Jeden Tag kamen sie als "Kostgänger" in ein anderes Haus.
Um die Instandhaltung der Feldwege, bei der ausgedehnten Flur des
Waldhufendorfes Kuneschhau ein besonderes Problem, kümmerten sich die
Anwesenbesitzer in den jeweiligen Ortsteilen. So mußten die Benützer
des Binders Weg mindestens einmal im Jahr ihren Weg richten. Bei
Feldwegen, die quer durch die Flur gingen, wie Landweg, Weg in den
Mühlborn in Richtung Scheibe, regelten die Instandhaltung der Richter
oder ein Beauftragter. Flurschäden durch Weidevieh wurden durch von der
Gemeinde bestellte Schätzer festgestellt.

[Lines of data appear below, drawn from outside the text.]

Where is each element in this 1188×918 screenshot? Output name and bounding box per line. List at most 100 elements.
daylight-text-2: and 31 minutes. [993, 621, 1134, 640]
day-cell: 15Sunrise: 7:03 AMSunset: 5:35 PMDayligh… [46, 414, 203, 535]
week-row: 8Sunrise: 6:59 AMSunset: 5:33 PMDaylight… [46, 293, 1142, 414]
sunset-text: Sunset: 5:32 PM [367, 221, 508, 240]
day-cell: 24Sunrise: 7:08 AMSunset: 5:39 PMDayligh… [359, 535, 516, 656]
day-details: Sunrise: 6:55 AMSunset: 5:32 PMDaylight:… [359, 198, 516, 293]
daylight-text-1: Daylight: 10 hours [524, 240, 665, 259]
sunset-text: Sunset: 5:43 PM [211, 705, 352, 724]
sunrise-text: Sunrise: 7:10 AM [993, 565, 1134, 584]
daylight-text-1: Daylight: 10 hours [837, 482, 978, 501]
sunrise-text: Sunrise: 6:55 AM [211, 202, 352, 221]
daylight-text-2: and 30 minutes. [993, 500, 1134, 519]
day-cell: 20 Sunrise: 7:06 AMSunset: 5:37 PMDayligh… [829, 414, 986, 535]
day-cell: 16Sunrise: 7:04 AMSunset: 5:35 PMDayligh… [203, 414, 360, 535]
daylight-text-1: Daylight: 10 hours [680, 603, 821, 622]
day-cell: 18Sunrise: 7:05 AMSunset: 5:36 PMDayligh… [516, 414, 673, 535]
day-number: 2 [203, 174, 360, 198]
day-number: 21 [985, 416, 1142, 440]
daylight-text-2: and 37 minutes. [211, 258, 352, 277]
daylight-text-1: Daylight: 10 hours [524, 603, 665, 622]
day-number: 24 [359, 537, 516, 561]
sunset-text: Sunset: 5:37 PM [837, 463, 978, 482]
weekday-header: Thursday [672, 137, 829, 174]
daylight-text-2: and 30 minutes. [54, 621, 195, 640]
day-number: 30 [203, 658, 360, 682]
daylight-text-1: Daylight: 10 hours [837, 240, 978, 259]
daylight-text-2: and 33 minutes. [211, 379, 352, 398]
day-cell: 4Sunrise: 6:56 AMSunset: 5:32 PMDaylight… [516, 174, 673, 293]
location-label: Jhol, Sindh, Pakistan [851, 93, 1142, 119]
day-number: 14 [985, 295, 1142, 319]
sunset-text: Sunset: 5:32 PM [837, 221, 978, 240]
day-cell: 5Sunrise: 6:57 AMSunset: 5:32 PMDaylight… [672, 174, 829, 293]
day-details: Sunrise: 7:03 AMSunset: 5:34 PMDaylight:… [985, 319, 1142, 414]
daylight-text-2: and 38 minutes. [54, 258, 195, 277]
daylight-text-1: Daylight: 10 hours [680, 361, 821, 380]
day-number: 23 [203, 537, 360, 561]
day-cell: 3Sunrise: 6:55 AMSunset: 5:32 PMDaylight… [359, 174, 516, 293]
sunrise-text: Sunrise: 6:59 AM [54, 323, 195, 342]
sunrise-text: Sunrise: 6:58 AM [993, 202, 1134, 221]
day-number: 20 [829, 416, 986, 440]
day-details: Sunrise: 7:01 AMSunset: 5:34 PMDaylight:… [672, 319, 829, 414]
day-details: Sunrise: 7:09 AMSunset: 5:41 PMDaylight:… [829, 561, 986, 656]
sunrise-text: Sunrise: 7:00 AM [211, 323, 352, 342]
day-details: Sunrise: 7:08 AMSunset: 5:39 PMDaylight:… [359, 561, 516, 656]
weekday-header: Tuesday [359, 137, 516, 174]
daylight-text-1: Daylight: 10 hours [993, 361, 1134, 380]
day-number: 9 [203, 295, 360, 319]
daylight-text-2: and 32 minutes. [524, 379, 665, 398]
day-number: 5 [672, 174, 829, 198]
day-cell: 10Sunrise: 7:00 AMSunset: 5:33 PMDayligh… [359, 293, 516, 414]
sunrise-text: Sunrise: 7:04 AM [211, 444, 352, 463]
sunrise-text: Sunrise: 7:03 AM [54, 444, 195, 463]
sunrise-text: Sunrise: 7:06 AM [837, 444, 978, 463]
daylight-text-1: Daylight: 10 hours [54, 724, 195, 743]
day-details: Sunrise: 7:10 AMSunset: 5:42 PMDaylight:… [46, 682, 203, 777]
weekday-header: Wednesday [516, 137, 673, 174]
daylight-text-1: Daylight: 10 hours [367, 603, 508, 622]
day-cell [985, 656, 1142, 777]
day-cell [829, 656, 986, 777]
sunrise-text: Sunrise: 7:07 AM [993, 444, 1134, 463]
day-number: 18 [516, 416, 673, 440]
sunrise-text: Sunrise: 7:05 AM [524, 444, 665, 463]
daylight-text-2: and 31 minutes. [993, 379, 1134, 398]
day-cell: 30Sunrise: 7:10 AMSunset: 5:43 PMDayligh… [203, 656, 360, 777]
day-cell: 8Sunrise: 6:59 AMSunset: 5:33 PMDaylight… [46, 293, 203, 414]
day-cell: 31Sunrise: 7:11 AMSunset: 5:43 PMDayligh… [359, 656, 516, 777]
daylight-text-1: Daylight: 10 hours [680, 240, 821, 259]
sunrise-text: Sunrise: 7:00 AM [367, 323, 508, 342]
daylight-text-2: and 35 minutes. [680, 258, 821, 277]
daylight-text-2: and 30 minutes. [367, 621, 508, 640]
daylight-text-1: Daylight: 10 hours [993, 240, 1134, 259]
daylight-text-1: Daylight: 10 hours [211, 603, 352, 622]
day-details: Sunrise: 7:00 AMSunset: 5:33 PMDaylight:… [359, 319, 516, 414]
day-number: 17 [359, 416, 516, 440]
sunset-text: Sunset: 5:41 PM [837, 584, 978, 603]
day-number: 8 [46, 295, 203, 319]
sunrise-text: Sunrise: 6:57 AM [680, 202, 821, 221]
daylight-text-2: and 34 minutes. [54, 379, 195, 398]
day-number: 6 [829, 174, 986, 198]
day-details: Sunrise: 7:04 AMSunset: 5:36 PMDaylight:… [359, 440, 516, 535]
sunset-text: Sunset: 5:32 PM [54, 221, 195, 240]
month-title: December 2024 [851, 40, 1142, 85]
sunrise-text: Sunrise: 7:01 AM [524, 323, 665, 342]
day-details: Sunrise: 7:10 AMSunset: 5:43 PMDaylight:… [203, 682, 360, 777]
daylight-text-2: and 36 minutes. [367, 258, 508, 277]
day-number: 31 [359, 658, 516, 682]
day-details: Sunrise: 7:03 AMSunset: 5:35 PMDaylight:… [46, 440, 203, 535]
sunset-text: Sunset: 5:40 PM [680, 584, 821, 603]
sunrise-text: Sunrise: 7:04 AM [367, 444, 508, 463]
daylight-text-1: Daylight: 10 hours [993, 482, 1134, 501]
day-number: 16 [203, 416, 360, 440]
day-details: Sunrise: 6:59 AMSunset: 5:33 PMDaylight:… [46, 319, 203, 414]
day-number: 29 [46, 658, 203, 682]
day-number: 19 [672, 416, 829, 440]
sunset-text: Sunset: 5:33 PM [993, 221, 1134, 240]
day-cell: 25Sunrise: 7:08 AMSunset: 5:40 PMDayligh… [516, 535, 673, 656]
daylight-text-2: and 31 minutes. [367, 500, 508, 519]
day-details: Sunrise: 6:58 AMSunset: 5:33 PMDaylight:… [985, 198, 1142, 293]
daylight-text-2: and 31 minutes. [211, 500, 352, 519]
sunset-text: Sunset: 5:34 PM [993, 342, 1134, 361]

Die Gemeinde hatte auch zwei Nachtwärter angestellt. Es gab in unserer
Heimat- gemeinde noch strohgedeckte Häuser, so daß die Brandgefahr im
Sommer durch Blitzschlag äußerst groß war. Der Nachtwächter gab mit
einem Horn Alarm, wenn er einen Brand entdeckte. Während der Nacht
mußte er um 22 Uhr und 2 Uhr blasen. Im Sommer war der Nachtwächter
von einer erwachsenen männlichen Person begleitet. Aus jedem Anwesen
mußte nacheinander ein Mann für diesen Dienst abgestellt werden.